Marco Mastrodonato ...at work: 2011

Tuesday, 13 December 2011

Leonardo: update to version 1.9

I just released the1.9 version which enhances and completes the resources management.

If you use the --under option to nest the new resource under another existing one, must be edited the file config / routes.rb because the operation will create the new routes nested, overwriting the originals.

For example if we create the product resource, leonardo will create these routes:

resources :products do
  post :select,           :on => :collection
  post :edit_multiple,    :on => :collection
  put  :update_multiple,  :on => :collection
  put  :create_multiple,  :on => :collection
end

if then we create the comment resource under product you will get:

resources :products do
  resources :comments do
    post :select,           :on => :collection
    post :edit_multiple,    :on => :collection
    put  :update_multiple,  :on => :collection
    put  :create_multiple,  :on => :collection
  end
end

resources :products do
  post :select,           :on => :collection
  post :edit_multiple,    :on => :collection
  put  :update_multiple,  :on => :collection
  put  :create_multiple,  :on => :collection
end

but you have to join it to get something like this:

resources :products do
  post :select,           :on => :collection
  post :edit_multiple,    :on => :collection
  put  :update_multiple,  :on => :collection
  put  :create_multiple,  :on => :collection
  resources :comments do
    post :select,           :on => :collection
    post :edit_multiple,    :on => :collection
    put  :update_multiple,  :on => :collection
    put  :create_multiple,  :on => :collection
  end
end

Moreover, the list of resources shows a link to the nested resource for the parent who uses the name field.
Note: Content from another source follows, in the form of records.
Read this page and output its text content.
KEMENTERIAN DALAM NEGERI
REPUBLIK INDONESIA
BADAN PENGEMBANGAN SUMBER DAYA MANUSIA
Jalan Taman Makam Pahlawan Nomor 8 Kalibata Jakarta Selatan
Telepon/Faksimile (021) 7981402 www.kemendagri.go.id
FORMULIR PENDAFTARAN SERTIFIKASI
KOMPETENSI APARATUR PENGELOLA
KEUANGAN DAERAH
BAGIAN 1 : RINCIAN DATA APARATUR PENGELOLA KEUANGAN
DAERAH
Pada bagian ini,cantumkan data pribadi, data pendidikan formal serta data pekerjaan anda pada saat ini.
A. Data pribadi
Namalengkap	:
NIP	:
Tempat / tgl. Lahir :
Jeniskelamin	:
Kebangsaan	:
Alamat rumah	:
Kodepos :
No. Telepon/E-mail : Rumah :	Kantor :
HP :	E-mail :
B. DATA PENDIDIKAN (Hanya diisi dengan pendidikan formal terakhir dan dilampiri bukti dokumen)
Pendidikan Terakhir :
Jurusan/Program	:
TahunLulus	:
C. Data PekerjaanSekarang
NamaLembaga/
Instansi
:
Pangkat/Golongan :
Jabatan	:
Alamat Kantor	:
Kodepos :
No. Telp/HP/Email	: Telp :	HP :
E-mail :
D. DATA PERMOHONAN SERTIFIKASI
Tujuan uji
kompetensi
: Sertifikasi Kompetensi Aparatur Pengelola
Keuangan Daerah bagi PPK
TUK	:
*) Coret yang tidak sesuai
If not present you should replace it with some other field otherwise you can add the method name into the model:

class Product < ActiveRecord::Base

  def name
    self.title
  end
end

Monday, 10 October 2011

Leonardo: Update to version 1.8

With the latest version 1.8 I added the chance to sort the columns by this approach:
http://railscasts.com/episodes/228-sortable-table-columns

I also added by default the auto submit to the search form on the index view when the values are changed for fields like select, radio ... those with a net change of the value, avoiding the text box to not encumbering the database. However it is possible to add or remove this feature, by adding or removing the autosubmit class :

<%= f.collection_select :category_id, Category.all, :id, :name, {:prompt => true}, {:class => 'autosubmit'} %>

In custom.js file (called from application.js) I added a bind (or more precisely, a live):

$('.autosubmit').live('change', function() {
  setTimeout("$('#"+this.id+"').parents('form:first').submit();", 300);
  return false;
});

I use a timeout to run the submit after eventual updates, usually hidden fields coupled to self completions which currently leonardo does not handle but it will do soon.
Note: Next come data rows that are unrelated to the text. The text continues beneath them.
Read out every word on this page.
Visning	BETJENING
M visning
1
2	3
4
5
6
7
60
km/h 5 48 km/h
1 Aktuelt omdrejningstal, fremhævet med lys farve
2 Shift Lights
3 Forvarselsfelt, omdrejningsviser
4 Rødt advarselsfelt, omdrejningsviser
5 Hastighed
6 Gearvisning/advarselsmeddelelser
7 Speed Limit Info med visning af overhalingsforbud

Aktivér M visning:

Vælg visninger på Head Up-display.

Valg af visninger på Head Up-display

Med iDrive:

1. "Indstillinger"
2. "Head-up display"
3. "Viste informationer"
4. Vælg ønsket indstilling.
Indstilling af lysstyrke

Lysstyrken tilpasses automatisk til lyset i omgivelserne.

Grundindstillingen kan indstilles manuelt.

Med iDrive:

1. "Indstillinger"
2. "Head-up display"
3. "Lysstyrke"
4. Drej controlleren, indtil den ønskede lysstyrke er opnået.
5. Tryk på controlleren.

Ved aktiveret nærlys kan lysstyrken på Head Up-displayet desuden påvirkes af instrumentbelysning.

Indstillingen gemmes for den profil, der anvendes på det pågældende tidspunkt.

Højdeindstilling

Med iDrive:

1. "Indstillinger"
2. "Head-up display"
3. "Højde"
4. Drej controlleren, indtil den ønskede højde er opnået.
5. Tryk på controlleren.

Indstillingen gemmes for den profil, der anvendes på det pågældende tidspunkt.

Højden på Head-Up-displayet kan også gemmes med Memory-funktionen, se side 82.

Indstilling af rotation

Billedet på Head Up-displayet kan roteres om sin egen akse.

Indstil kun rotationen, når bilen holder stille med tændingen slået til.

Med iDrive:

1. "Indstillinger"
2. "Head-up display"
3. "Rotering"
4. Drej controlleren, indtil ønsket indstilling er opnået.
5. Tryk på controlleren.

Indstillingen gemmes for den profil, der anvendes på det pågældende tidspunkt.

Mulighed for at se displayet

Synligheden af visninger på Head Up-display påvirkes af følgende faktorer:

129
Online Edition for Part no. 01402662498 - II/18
With version 1.7 released in late September that I have introduced the option leospace:

rails g leosca decode name:string --leospace=admin

I fixed the code for compatibility with Ruby 1.9.2 which has a slightly different String class.

Now the development users are no longer created by migration, being a database population their place is in the file db / seeds.rb used with rake db: seed. Handy for db:reset or db: schema: load utilities that previously they deleted users.

Create the resource "decode " in no namespace and only the management under the namespace specified in the parameter leospace.

The original scaffold has something similar as well, let's take this example:

rails g scaffold admin/decode name:string

This creates the resource and its management in admin namespace.

We examine the differences:
Both will create paths in admin namespace:
/admin/decodes
/admin/decodes/:id
ecc.

With the scaffold, the resource is called Admin:: Decode and table admin_decodes

With leonardo, the resource is called only Decode and it is not under a namespace. The table is called decodes.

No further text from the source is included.